Scheduled Data Pipelines
Overview
Prefect is an open source workflow orchestration tool made for data-intensive workloads. In that project’s language, you chain together a series of “tasks” into a “flow”. If you are new to prefect, go read this introduction and then come back to this section.
We’ll cover
- developing a Prefect flow in a notebook
- use Dask to speed up a Prefect flow
- schedule a flow to run on a schedule in a Saturn Deployment
Dependencies
The images we ship with Saturn contain everything you need to get started with Prefect. If you are building your own images, make sure to include the following
- dask-saturn
- prefect
- dask
- bokeh
dask-saturn
is available on public pypi, but must be installed from the saturncloud
anaconda.org channel
A Prefect example in the Notebook
Scheduled Scoring with Prefect on Saturn Cloud
This notebook contains sample code to take a prefect flow and distribute its work with a Dask cluster. The flow below mocks the process of measuring the effectiveness of a deployed statistical model.
Model Details
The data used for this example is the “Incident management process enriched event log” dataset from the UCI Machine Learning Repository.That dataset contains tickets from an IT support system, including characteristics like the priority of the ticket, the time it was opened, and the time it was closed.

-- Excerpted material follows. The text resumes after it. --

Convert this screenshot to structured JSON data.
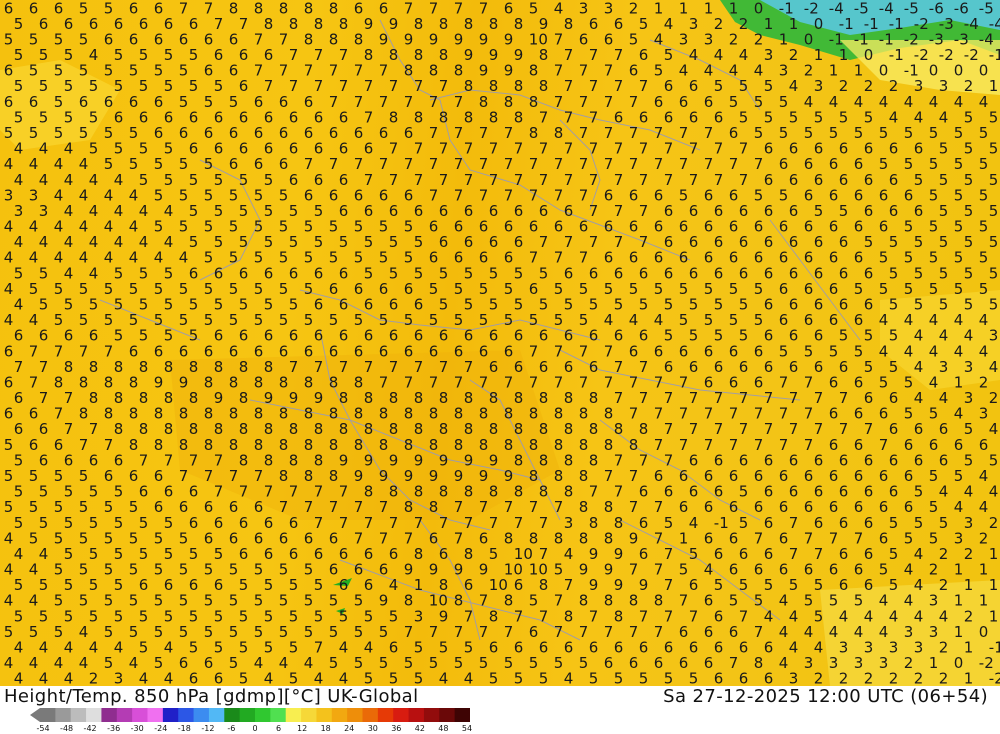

This dataset can be used to solve a regression task:
Given the characteristics of a ticket, how long will it be until it is closed?
Define Tasks
prefect refers to a workload as a “flow”, which comprises multiple individual things to do called “tasks”. From the Prefect docs:
A task is like a function: it optionally takes inputs, performs an action, and produces an optional result.
The goal of this notebooks flow is to evaluate, on an ongoing basis, the performance of a model that predicts time-to-close for tickets in an IT support system.
That can be broken down into the following tasks
get_trial_id()
: assign a unique ID to each runget_ticket_data_batch()
: get a random set of newly-closed ticketsget_target()
: given a batch of tickets, compute how long it took to close thempredict()
: predict the time-to-close, using the heuristic “higher-priority tickets close faster”evaluate_model()
: compute evaluation metrics comparing predicted and actual time-to-closeget_trial_summary()
: collect all evaluation metrics in one objectwrite_trial_summary()
: write trial results somewhere
@task
def get_trial_id() -> str:
"""
Generate a unique identifier for this trial.
"""
return str(uuid.uuid4())
@task
def get_ticket_data_batch(batch_size: int) -> pd.DataFrame:
"""
Simulate the experience of getting a random sample of new tickets
from an IT system, to test the performance of a model.
"""
url = "https://archive.ics.uci.edu/ml/machine-learning-databases/00498/incident_event_log.zip"
resp = requests.get(url)
zipfile = ZipFile(BytesIO(resp.content))
data_file = "incident_event_log.csv"
# _date_parser has to be a lambda or pandas won't convert dates correctly
_date_parser = lambda x: pd.NaT if x == '?' else datetime.strptime(x, "%d/%m/%Y %H:%M")
df = pd.read_csv(
zipfile.open(data_file),
parse_dates=[
"opened_at",
"resolved_at",
"closed_at",
"sys_created_at",
"sys_updated_at"
],
infer_datetime_format=False,
converters={
"opened_at": _date_parser,
"resolved_at": _date_parser,
"closed_at": _date_parser,
"sys_created_at": _date_parser,
"sys_updated_at": _date_parser
},
na_values = ['?']
)
df["sys_updated_at"] = pd.to_datetime(df["sys_updated_at"])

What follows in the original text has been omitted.